The Neuroscience of Animal Intelligence
Title | The Neuroscience of Animal Intelligence PDF eBook |
Author | Euan Macphail |
Publisher | Columbia University Press |
Total Pages | 558 |
Release | 1993-09-21 |
Genre | Medical |
ISBN | 9780585041469 |
The Neuroscience of Animal Intelligence
Physical Intelligence
Title | Physical Intelligence PDF eBook |
Author | Scott Grafton |
Publisher | Pantheon |
Total Pages | 288 |
Release | 2020-01-07 |
Genre | Science |
ISBN | 1524747319 |
Elegantly written and deeply grounded in personal experience—works by Oliver Sacks come to mind—Physical Intelligence gives us a clear, illuminating examination of the intricate, mutually responsive relationship between the mind and the body as they engage (or don’t engage) in all manner of physical action. Ever wonder why you don’t walk into walls or off cliffs? How you decide if you can drive through a snowstorm? How high you are willing to climb up a ladder to change a lightbulb?
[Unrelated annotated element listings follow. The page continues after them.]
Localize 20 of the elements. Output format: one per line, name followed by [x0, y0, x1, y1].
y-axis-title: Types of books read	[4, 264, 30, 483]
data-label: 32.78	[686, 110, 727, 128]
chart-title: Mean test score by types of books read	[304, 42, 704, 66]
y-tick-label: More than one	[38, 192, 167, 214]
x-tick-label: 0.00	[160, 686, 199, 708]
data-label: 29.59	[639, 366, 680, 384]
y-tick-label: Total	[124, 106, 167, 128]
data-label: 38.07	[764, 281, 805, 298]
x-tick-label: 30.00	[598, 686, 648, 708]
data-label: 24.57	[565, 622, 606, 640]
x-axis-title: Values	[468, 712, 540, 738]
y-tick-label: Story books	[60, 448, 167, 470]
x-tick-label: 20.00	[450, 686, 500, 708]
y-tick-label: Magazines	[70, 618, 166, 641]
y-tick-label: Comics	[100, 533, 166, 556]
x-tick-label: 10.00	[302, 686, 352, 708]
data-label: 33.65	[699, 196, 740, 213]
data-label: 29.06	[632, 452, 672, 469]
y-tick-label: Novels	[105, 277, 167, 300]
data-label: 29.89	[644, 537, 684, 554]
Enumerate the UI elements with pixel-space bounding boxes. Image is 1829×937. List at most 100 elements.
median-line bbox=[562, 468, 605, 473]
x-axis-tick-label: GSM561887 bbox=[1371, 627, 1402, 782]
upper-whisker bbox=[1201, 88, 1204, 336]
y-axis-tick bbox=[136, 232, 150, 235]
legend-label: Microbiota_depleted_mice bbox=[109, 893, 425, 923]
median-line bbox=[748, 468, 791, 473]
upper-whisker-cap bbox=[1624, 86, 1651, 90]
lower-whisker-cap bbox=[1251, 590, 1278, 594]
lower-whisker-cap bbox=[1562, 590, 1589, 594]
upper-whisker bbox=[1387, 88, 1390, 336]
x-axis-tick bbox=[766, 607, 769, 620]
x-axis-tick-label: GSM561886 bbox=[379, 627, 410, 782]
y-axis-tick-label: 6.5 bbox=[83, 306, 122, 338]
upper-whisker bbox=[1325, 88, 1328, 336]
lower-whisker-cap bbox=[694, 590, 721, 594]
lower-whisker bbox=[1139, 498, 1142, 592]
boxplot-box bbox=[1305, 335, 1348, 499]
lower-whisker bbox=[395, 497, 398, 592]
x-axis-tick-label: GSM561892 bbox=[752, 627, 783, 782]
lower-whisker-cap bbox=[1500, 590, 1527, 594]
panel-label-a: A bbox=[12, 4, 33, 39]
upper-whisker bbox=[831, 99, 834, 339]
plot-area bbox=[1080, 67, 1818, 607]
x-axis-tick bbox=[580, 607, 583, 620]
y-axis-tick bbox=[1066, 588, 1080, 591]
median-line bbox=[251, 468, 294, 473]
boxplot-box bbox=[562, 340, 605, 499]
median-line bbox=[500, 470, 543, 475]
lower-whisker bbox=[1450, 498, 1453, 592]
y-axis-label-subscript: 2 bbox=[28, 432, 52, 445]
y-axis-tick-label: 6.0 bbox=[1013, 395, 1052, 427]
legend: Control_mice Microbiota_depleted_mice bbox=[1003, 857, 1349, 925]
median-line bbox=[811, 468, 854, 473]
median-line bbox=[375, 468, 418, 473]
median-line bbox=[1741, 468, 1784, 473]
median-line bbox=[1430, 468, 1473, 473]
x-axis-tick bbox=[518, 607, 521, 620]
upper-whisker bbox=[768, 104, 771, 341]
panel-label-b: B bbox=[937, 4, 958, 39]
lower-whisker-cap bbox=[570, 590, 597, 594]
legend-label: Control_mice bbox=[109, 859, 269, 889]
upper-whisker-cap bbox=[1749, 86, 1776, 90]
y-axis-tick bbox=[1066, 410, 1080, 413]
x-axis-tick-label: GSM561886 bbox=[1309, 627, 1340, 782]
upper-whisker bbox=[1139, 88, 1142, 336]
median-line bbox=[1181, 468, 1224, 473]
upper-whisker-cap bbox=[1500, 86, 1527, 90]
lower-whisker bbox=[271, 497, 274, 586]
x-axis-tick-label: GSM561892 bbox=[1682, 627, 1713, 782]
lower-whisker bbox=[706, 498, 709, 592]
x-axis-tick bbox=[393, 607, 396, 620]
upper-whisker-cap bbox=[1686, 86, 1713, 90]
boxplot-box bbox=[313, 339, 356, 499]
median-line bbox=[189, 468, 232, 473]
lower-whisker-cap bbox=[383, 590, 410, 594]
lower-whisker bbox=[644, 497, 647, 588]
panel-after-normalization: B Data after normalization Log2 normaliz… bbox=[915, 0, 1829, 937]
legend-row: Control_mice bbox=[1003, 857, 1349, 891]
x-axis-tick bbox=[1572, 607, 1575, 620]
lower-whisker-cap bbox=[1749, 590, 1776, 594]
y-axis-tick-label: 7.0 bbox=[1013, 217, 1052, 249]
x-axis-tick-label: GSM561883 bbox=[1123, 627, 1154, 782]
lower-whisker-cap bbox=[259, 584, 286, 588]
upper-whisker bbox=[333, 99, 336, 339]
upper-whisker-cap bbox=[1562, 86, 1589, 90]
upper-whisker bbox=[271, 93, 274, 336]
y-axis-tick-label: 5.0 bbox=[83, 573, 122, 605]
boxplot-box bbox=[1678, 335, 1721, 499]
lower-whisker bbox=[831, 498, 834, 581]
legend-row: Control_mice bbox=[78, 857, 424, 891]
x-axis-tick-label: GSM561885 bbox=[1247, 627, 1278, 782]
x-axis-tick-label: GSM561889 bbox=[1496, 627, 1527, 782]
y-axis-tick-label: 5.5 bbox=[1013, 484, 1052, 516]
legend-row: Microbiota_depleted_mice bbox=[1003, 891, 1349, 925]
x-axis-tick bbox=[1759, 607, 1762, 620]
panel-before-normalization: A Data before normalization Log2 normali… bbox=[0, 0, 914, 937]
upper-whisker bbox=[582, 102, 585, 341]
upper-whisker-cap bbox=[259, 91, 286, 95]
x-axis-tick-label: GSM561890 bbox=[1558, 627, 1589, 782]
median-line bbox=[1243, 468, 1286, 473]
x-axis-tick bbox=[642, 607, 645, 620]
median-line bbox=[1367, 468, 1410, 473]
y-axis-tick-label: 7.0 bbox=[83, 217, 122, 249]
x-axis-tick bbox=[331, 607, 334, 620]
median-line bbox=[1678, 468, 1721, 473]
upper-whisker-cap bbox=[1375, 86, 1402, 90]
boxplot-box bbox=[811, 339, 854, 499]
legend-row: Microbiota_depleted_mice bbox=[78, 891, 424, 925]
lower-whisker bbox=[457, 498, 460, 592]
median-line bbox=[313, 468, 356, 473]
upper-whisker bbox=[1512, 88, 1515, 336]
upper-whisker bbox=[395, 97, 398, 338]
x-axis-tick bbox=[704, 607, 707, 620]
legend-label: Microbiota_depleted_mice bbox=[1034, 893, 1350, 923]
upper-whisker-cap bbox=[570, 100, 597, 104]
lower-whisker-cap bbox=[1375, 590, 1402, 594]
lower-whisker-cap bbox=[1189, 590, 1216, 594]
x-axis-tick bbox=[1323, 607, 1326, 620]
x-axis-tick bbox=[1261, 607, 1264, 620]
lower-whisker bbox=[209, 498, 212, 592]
Through the prisms of behavioral neurology and cognitive neuroscience, Scott Grafton brilliantly accounts for the design and workings of the action-oriented brain in synchronicity with the body in the natural world, and he shows how physical intelligence is inherent in all of us—and always in problem-solving mode. Drawing on insights gleaned from discoveries by engineers who have learned to emulate the sophisticated solutions Mother Nature has created for managing complex behavior, Grafton also demonstrates the relevance of physical intelligence with examples that each of us might face—whether the situation is mundane, exceptional, extreme, or compromised.